And how to make it right.
Why do so many people struggle with feelings that they’ve made a poor choice in marriage?
In his recent New York Times’ piece, Alain de Botton explains why so many people end up marrying the wrong person. We find it difficult to draw close to others. We mask our idiosyncrasies and appear normal until others get to know us well. One of the first questions we should ask on a date is: “And how are you crazy?”
Getting married involves taking a gamble. We think we know each other sufficiently well by looking at old photos and getting to know friends and family, and feel comfortable enough to commit to a life together. But the truth is we have no idea what is waiting down the road. We are hopeful, committed, but no one really knows how they will act and react under the microscope of marriage.
We are not yet complete. The nuances of our hearts are still being molded and shaped. We are a rough draft in the making. When facing our flaws some of us go into silent mode. Others blame partners and walk away from the relationship. We remain with the perception that we are the ‘right’ ones, and simple to set up life with. It’s everyone else who is wrong.
After falling in the emotional swirl of love, replete with a romantic sunset, deep conversations and buzzing excitement about the future, ordinary life eventually intrudes with a white picket fence, long days in the office and kids who overwhelm us.
Marriage is supposed to be forever even though those initial romantic feelings are not. What happened to the passion? Instead we are left with the lingering doubt: Did I make the wrong decision? Now what?
“The good news,” de Botton writes, “is that it doesn’t matter if we find that we have married the wrong person.” There is no such thing as that perfect person we’ve dreamed about or imagined from the time we were young. None of us are flawless. We don’t need to contemplate divorce when we feel frustrated, angry, disappointed, annoyed, and even incomplete. We have adopted this romanticized version of marriage that has destroyed the truth we must face when living with another. Disney love is meant for theme parks and big screens. That the partner we chose cannot shield us from difficulties, sadness and heartbreak does not create a strike against our life together.
Contemplate what really counts in marriage. It’s the spouse who can best live with our differences who becomes the ‘perfect partner’. A generous heart and forgiving nature are the best ingredients to achieve love. We can right the emotions of imperfection that we fear when our relationship doesn’t work out as we thought it would.
Judaism and Seeking Love
When Abraham sought a wife for his son, Isaac, he sent his right hand man, Eliezer, to search for the girl in his home country. How would Eliezer recognize a woman worthy to become the next matriarch of the Jewish people?
Eliezer knew that if he would meet a woman who displayed incredible kindness, she would be the proper match. Waiting at the well, Eliezer meets Rebecca. She was not only dignified and gracious, she demonstrated her true character of chesed, deep-rooted kindness. Rebecca offered to draw water for both Eliezer and all his ten camels. She did so without complaining, without hesitation, without expectations. Rebecca was unrestrained in her goodness.

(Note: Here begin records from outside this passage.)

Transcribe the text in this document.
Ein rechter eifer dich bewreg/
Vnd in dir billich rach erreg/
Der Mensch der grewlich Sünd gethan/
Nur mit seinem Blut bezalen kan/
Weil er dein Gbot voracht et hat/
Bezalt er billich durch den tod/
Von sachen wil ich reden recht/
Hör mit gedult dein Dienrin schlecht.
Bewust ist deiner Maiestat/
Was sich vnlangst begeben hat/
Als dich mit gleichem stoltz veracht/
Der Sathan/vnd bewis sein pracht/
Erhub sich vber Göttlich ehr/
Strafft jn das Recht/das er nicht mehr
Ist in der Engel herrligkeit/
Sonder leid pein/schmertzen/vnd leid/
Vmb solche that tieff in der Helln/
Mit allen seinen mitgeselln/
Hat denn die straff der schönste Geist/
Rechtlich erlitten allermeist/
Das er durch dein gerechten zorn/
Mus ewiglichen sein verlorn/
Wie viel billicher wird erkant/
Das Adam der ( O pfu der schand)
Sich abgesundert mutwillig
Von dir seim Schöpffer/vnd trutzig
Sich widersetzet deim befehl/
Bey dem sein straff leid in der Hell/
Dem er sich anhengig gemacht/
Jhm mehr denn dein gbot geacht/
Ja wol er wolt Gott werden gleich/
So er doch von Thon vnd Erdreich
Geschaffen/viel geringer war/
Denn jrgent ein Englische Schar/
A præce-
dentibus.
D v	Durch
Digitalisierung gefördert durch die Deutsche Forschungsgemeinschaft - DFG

For love to flourish we must give love wholeheartedly. We cannot measure, we cannot hold back waiting to see if our spouse will match our actions. Too many petty arguments snowball when we question our giving versus the amount our spouse gives. We limit ourselves and make our love seem small.
Abraham knew exactly what was needed to bring light into the life of his son. A partner who would mirror his love of kindness that remains our nation’s legacy till today.
When seeking a spouse, let us follow in the wise path of Abraham as he contemplated a match for his son. He knew it is not the romance that will sustain the marriage; it is good character. Good heartedness, a forgiving nature and being kind build the bonds of love.